Strength of signal through BCR determines the fate of cycling B cells by regulating the expression of the Bcl-2 family of survival proteins.

Cycling, splenic B cells were recultured with: (1) no stimulant to reflect poorly competitive clones; (2) soluble, whole anti-mu to reflect clones that bind soluble immune complexes; (3) soluble F(ab')2 anti-mu to reflect clones that bind soluble antigen; and (4) immobilized anti-mu to reflect clones that bind antigen presented by FDC. All four groups displayed similar levels of the death proteins Bax and Bcl-xS. In contrast, cycling B cells restimulated with either soluble F(ab')2 or immobilized anti-mu expressed heightened levels of the survival protein Bcl-xL, and only cells restimulated with immobilized anti-mu expressed the survival protein Bcl-2. Cycling B cells restimulated with either soluble F(ab')2 or immobilized anti-mu displayed a selective survival advantage over cycling B cells receiving no stimulus or soluble, whole anti-mu by both enhancing their responsiveness to CD40 ligand, a Th-cell-derived signal, and increasing the period that the cycling B cells remained responsive to this Th-cell-derived signal. The Th-cell-derived signal did not appreciably alter cycling B cell expression of Bcl-2 family members.

An in vitro approach for the characterization of the cycling B cell response.

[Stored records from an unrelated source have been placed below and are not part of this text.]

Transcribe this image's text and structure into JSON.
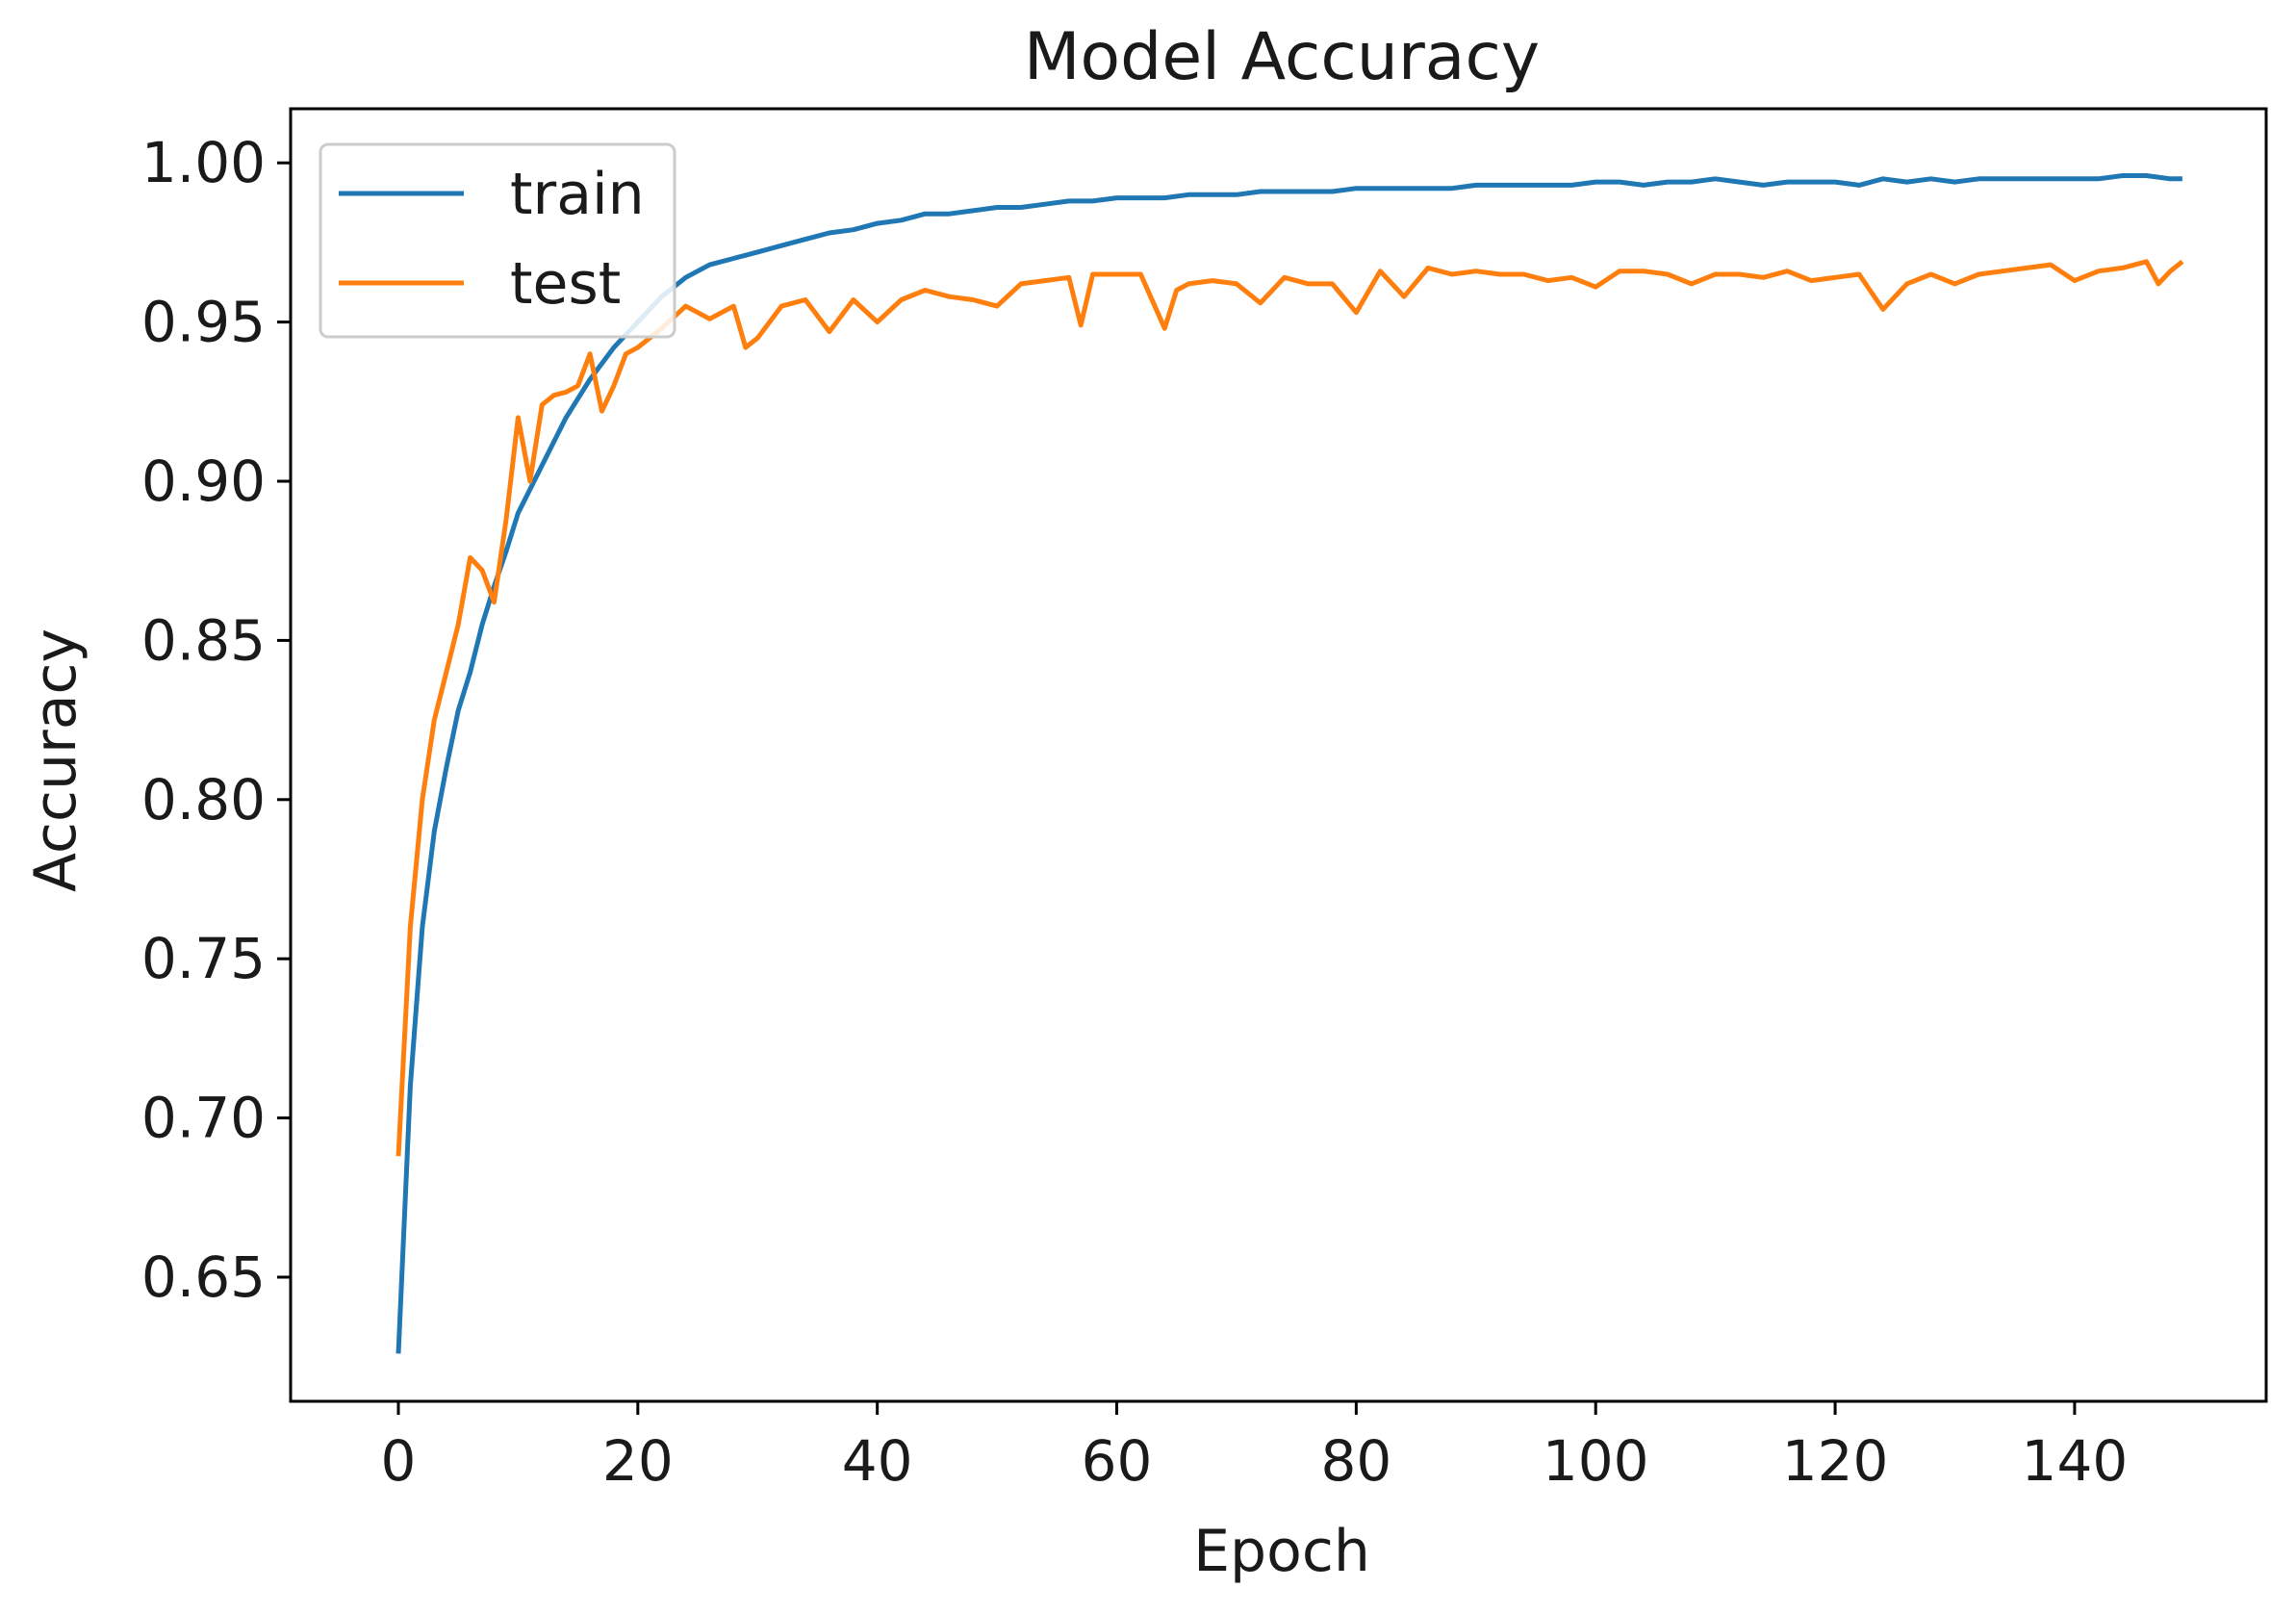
{
  "chart_data": {
    "type": "line",
    "title": "Model Accuracy",
    "xlabel": "Epoch",
    "ylabel": "Accuracy",
    "xlim": [
      -9,
      156
    ],
    "ylim": [
      0.611,
      1.017
    ],
    "xticks": [
      0,
      20,
      40,
      60,
      80,
      100,
      120,
      140
    ],
    "xtick_labels": [
      "0",
      "20",
      "40",
      "60",
      "80",
      "100",
      "120",
      "140"
    ],
    "yticks": [
      0.65,
      0.7,
      0.75,
      0.8,
      0.85,
      0.9,
      0.95,
      1.0
    ],
    "ytick_labels": [
      "0.65",
      "0.70",
      "0.75",
      "0.80",
      "0.85",
      "0.90",
      "0.95",
      "1.00"
    ],
    "grid": false,
    "legend_position": "upper-left",
    "series": [
      {
        "name": "train",
        "color": "#1f77b4",
        "x": [
          0,
          1,
          2,
          3,
          4,
          5,
          6,
          7,
          8,
          9,
          10,
          12,
          14,
          16,
          18,
          20,
          22,
          24,
          26,
          28,
          30,
          32,
          34,
          36,
          38,
          40,
          42,
          44,
          46,
          48,
          50,
          52,
          54,
          56,
          58,
          60,
          62,
          64,
          66,
          68,
          70,
          72,
          74,
          76,
          78,
          80,
          82,
          84,
          86,
          88,
          90,
          92,
          94,
          96,
          98,
          100,
          102,
          104,
          106,
          108,
          110,
          112,
          114,
          116,
          118,
          120,
          122,
          124,
          126,
          128,
          130,
          132,
          134,
          136,
          138,
          140,
          142,
          144,
          146,
          148,
          149
        ],
        "y": [
          0.626,
          0.71,
          0.76,
          0.79,
          0.81,
          0.828,
          0.84,
          0.855,
          0.867,
          0.878,
          0.89,
          0.905,
          0.92,
          0.932,
          0.942,
          0.95,
          0.958,
          0.964,
          0.968,
          0.97,
          0.972,
          0.974,
          0.976,
          0.978,
          0.979,
          0.981,
          0.982,
          0.984,
          0.984,
          0.985,
          0.986,
          0.986,
          0.987,
          0.988,
          0.988,
          0.989,
          0.989,
          0.989,
          0.99,
          0.99,
          0.99,
          0.991,
          0.991,
          0.991,
          0.991,
          0.992,
          0.992,
          0.992,
          0.992,
          0.992,
          0.993,
          0.993,
          0.993,
          0.993,
          0.993,
          0.994,
          0.994,
          0.993,
          0.994,
          0.994,
          0.995,
          0.994,
          0.993,
          0.994,
          0.994,
          0.994,
          0.993,
          0.995,
          0.994,
          0.995,
          0.994,
          0.995,
          0.995,
          0.995,
          0.995,
          0.995,
          0.995,
          0.996,
          0.996,
          0.995,
          0.995
        ]
      },
      {
        "name": "test",
        "color": "#ff7f0e",
        "x": [
          0,
          1,
          2,
          3,
          4,
          5,
          6,
          7,
          8,
          9,
          10,
          11,
          12,
          13,
          14,
          15,
          16,
          17,
          18,
          19,
          20,
          22,
          24,
          26,
          28,
          29,
          30,
          32,
          34,
          36,
          38,
          40,
          42,
          44,
          46,
          48,
          50,
          52,
          54,
          56,
          57,
          58,
          60,
          62,
          64,
          65,
          66,
          68,
          70,
          72,
          74,
          76,
          78,
          80,
          82,
          84,
          86,
          88,
          90,
          92,
          94,
          96,
          98,
          100,
          102,
          104,
          106,
          108,
          110,
          112,
          114,
          116,
          118,
          120,
          122,
          124,
          126,
          128,
          130,
          132,
          134,
          136,
          138,
          140,
          142,
          144,
          146,
          147,
          148,
          149
        ],
        "y": [
          0.688,
          0.76,
          0.8,
          0.825,
          0.84,
          0.855,
          0.876,
          0.872,
          0.862,
          0.888,
          0.92,
          0.9,
          0.924,
          0.927,
          0.928,
          0.93,
          0.94,
          0.922,
          0.93,
          0.94,
          0.942,
          0.948,
          0.955,
          0.951,
          0.955,
          0.942,
          0.945,
          0.955,
          0.957,
          0.947,
          0.957,
          0.95,
          0.957,
          0.96,
          0.958,
          0.957,
          0.955,
          0.962,
          0.963,
          0.964,
          0.949,
          0.965,
          0.965,
          0.965,
          0.948,
          0.96,
          0.962,
          0.963,
          0.962,
          0.956,
          0.964,
          0.962,
          0.962,
          0.953,
          0.966,
          0.958,
          0.967,
          0.965,
          0.966,
          0.965,
          0.965,
          0.963,
          0.964,
          0.961,
          0.966,
          0.966,
          0.965,
          0.962,
          0.965,
          0.965,
          0.964,
          0.966,
          0.963,
          0.964,
          0.965,
          0.954,
          0.962,
          0.965,
          0.962,
          0.965,
          0.966,
          0.967,
          0.968,
          0.963,
          0.966,
          0.967,
          0.969,
          0.962,
          0.966,
          0.969
        ]
      }
    ]
  }
}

Because isolation of sufficient numbers of cycling, germinal center B cells from mice for biochemical characterization of BCR-derived signals can be problematic, we have designed an experimental approach for generating large numbers of cycling B cells for further study. In the experiments reported here, small, resting B cells were polyclonally stimulated with lipopolysaccharide (LPS), and cycling B cells isolated as two bands on three-step Percoll gradients. Cycling B cells isolated at Days 2, 4, or 6 of preactivation showed an increased expression of Fas receptor and peanut agglutinin binding, with a concomitant decrease in sIgD positivity. These cells phenotypically resembled extrafollicular or early germinal center B cells. These cycling B cells were used to study the functional consequences of differential signaling through the BCR. Strong cross-linking of BCR, by restimulation of cycling normal B cells with either immobilized or soluble F(ab')2 anti-mu and cycling hen egg lysozyme (HEL) transgenic B cells with either soluble or immobilized HEL, extended cellular proliferation by 2-3 d. In contrast, cycling B cells either restimulated with soluble, whole anti-mu (to mimic binding of soluble immune complexes) or cultured in the absence of restimulation (to mimic cycling B cells not competitive for antigen) resulted in the rapid exit of the cells from cycle. This system will enable the molecular and biochemical characterization of signal delivery to cycling B cells.